The mistakes are endless. If you think you haven’t made any, or that none were made while raising you, you are wrong.
I was older when I had Nick, in my 30s. Still, I made a ton of mistakes. We all do. And of course everyone jumps right in with their corrections.
“How could you let him roll off the bed?”
“Um, I didn’t let him… it just happened. It was without my permission.”
I knew about babies. I had babysat most of my life and people used to call me a natural mom when my little sister was born and I hovered over her every little move. Once when my mom yelled at her for something like spilling milk, I looked at my mom sternly and said, “She’s just a baby.” That was a bold move to make with my mother, but she retreated.
When Nick was a few days old I asked the hospital nurse to bring me a bath for him, and she said, “Yes, we will have someone show you how to bathe him.”
I said, “No that’s okay, I know how to bathe him, I don’t need a lesson.” They stood there and watched me anyway. Then ooh'd and aah'd when I didn’t drop or drown him.
I made big mistakes though. I fought with his dad in front of him. I drank and had hangovers and was cranky for no discernible reason. I smoked around him—a lot. When his grandparents treated him like the Prince of Japan, I over corrected and always knocked him down a peg. “No you are not the smartest kid in the world. You’re just very smart.”
When he mowed the lawn, instead of thanking him I would say, “You missed a spot.” It was thoughtless really. I wasn’t always thinking about self-esteem or self love--or loathing. I just wanted the lawn mowed or the bed made.
“Take your stinky shoes off outside please.”
Please don’t bleed on the carpet, I’ll bring you a Band-Aid outside.
“I’m too tired to play Nick.”
I quit drinking and smoking by the time he was 4 and 5 respectively. It helped some, but not for everything. I was less cranky, but still tired. A single mom is always tired, I guess. There are no breaks. There is no, “Go ask daddy to read you a book.”
Once when we were driving down the street I saw a woman in the car with four kids, none of whom were in car seats or seatbelt, and all of whom were hanging out windows. At the stoplight I rolled down my window and yelled at her. “Put those kids in car seats or I’m calling the police!”
“Sorry, if I embarrassed you, Nick.”
“No problem. Actually mom, I’m proud of you.”
That was the first time I thought, maybe I’m doing this right.
When he was about 3 years old his dad and I took him to a fair and we got him a churro. He had to go potty so I told him I would hold it for him while daddy took him.
“Promise me you won’t eat my churro mom.” He knew me well.
Then I ate it.
Ding Ding Ding
We bought him a new one of course. But, he still tells that story, almost 27 years later. Ooops.
As the years went by, I made a million more mistakes and did a few things right.
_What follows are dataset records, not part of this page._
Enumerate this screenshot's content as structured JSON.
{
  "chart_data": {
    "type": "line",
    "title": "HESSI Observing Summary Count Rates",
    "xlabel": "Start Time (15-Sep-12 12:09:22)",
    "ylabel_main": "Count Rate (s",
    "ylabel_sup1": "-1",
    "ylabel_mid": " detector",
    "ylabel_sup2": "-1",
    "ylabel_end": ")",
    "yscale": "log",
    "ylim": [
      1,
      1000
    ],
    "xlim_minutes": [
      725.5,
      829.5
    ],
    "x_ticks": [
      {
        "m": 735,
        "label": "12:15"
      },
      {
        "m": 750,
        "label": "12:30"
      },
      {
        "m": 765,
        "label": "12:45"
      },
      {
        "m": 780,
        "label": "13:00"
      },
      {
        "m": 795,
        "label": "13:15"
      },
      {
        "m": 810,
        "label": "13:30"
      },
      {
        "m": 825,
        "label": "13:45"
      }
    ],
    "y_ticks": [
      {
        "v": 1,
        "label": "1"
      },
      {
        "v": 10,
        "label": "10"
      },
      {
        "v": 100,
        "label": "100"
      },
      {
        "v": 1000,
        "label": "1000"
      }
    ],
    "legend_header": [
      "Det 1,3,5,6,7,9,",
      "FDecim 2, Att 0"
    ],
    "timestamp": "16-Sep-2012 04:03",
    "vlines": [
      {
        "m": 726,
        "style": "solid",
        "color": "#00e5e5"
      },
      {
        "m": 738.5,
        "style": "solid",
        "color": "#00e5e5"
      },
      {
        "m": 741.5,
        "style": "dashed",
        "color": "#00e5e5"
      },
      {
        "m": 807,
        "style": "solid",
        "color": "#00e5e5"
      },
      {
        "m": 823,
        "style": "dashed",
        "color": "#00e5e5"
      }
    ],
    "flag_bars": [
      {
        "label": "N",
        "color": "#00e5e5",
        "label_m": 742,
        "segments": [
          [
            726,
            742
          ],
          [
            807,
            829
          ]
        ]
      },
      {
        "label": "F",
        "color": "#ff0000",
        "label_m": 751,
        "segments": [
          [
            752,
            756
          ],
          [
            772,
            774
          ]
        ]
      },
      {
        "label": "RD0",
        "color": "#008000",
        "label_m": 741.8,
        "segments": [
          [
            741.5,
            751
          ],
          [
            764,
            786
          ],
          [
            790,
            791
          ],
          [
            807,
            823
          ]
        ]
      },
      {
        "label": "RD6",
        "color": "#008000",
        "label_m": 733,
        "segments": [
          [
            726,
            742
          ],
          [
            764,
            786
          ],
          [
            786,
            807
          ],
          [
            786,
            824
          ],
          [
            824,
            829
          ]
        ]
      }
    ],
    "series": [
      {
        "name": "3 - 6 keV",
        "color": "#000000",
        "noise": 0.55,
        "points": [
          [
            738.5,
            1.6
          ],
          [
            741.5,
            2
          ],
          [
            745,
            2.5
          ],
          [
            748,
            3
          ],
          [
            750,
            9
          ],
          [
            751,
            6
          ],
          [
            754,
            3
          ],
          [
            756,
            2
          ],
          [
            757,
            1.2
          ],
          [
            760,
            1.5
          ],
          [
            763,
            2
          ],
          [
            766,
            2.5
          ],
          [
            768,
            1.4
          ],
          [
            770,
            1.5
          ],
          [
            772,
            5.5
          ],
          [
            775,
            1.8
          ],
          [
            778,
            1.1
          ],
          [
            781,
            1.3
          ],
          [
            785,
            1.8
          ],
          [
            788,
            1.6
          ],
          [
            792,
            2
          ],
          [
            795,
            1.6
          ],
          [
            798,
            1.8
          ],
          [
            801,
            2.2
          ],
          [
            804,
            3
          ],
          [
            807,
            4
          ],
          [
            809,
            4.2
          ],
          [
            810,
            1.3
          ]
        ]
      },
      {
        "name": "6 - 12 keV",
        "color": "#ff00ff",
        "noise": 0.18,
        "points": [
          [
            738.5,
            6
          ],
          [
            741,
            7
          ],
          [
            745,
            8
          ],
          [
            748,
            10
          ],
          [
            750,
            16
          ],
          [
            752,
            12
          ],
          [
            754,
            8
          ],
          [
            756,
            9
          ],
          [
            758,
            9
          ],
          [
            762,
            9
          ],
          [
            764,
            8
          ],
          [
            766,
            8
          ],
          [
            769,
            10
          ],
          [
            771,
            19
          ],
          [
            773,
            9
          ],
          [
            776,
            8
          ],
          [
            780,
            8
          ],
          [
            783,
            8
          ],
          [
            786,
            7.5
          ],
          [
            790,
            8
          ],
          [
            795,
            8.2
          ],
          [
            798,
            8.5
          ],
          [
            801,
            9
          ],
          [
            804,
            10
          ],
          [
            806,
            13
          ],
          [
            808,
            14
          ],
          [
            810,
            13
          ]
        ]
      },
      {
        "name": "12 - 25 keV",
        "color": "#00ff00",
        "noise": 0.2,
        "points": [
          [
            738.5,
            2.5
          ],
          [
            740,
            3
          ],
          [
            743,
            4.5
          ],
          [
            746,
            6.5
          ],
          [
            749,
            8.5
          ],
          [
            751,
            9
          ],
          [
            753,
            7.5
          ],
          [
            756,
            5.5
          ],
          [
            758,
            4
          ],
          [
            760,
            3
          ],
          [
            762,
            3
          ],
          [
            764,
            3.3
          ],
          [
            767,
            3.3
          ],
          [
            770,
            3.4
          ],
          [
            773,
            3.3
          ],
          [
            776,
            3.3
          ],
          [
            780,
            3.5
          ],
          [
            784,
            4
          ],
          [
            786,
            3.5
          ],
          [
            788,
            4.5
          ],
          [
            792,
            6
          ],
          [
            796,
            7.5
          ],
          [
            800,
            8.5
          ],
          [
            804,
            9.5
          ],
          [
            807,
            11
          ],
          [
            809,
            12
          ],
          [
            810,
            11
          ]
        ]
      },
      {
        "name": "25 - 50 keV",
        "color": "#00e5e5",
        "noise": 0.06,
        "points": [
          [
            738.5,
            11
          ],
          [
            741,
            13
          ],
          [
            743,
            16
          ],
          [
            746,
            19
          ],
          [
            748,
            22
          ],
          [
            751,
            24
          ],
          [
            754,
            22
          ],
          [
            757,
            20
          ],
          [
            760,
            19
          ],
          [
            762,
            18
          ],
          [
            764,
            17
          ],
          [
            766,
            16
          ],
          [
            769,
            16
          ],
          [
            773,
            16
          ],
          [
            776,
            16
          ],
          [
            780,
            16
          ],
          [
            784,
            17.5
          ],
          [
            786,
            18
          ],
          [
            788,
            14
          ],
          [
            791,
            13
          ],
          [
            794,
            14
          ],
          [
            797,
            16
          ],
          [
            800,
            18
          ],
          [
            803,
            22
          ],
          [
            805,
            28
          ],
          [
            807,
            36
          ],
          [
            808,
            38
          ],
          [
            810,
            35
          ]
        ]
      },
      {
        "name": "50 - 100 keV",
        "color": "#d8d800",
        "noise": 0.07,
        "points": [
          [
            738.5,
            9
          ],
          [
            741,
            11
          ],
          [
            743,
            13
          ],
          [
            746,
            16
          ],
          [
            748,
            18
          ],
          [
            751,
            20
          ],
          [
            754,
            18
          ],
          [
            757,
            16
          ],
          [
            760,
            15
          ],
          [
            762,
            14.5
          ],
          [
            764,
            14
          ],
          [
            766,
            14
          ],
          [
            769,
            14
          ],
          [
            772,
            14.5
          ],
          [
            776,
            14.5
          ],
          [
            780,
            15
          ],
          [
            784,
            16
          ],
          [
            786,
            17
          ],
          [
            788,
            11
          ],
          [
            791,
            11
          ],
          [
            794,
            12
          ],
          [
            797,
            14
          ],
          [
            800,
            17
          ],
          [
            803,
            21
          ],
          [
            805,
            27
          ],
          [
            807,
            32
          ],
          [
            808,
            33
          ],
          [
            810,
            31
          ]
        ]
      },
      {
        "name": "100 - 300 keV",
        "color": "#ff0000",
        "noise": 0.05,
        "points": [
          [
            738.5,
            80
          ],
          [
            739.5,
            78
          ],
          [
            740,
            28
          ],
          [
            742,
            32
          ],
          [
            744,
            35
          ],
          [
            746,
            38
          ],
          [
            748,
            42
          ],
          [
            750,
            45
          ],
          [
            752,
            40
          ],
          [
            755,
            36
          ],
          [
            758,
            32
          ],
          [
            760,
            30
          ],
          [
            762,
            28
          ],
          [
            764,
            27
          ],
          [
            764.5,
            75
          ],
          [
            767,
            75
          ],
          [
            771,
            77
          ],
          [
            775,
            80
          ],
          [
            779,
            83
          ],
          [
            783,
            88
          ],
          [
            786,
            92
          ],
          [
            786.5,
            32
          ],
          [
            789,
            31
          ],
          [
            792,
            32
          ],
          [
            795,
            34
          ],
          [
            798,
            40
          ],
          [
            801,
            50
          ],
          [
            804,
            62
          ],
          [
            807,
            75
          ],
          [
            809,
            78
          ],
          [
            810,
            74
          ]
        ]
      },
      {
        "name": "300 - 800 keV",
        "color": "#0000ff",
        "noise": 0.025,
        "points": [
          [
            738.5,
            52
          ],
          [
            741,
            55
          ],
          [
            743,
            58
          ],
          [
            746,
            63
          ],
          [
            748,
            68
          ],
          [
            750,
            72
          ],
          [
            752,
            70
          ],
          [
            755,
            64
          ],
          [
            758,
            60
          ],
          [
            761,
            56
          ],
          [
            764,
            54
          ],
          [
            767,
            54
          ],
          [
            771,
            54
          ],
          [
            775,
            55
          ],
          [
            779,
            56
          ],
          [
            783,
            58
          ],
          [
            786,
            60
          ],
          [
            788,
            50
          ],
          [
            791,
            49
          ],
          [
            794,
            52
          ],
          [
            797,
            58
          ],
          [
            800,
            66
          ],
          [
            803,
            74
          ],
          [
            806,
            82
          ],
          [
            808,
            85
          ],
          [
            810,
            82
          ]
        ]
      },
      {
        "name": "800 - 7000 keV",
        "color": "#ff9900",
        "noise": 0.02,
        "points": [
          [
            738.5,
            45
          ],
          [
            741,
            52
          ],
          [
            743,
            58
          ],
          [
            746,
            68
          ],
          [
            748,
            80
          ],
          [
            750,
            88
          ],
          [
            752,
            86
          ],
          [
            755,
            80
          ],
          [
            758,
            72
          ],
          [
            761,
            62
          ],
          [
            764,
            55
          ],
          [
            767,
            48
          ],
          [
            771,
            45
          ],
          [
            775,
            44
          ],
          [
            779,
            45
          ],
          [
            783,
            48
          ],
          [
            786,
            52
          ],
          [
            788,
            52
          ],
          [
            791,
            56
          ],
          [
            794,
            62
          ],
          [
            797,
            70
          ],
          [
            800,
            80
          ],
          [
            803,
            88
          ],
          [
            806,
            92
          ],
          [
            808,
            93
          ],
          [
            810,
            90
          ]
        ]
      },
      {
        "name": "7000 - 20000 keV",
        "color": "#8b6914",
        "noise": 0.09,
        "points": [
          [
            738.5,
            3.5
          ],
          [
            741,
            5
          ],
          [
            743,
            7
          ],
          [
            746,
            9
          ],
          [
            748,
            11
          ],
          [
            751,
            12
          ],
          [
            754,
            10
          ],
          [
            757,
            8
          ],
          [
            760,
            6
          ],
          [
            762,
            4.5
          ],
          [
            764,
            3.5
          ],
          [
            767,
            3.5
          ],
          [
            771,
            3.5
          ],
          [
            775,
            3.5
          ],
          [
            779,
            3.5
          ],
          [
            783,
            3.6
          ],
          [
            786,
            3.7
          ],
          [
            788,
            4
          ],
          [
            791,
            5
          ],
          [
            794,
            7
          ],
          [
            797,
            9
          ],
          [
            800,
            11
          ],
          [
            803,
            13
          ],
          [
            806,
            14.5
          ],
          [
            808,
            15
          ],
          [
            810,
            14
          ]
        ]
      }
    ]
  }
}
Last night when he was here for Christmas dinner he told me, he just told his friend a story of when one time when he was about 8 years old we were at the bank and found some money at the ATM machine. He told his friend, “It must have been so hard for my mom who was dead broke back then to walk me inside the bank and have me give it to the lady that worked there.”
Parenting is moment by moment. You can have a grand plan but chances are each kid will be different and each response will fit the moment. The day I walked him into the bank I was broker than broke. I’m sure I thought, if just for a second, about the pair of shoes I needed, or the coat he needed, or maybe some groceries. The fact that he not only remembers the day, but also recounted it to a friend means it was a parenting moment success. A rare pearl.
Recently, my son informed me he is going to be a dad. I know he will be a good dad and he will also make some mistakes, like I said, we all do. But, I have faith that he has a few pearls of wisdom he can share with his son (or daughter) to make up for the days when he’s tired or cranky or just says something stupid.
I know he remembers the time when he was 8 years old and I woke him up at midnight to go to Madrone Canyon and watch the meteor shower. Or when he was about 11 and I took him to San Francisco's Ocean Beach to watch the waves crash over the wall and the cliffs. Or the time we found a place called Skylonda and laughed so hard saying "I live in Skylonda man" like a stoned out hippie. Little pearls. I can't wait for him to have this joy.
I hope my skills as a grandparent are better than I was as a parent. Perhaps I’ll be the one to make him feel like he’s the Prince of Japan, and his mom will get him home and say, “We don’t have princes in this country but you’re the Prince of your Room.”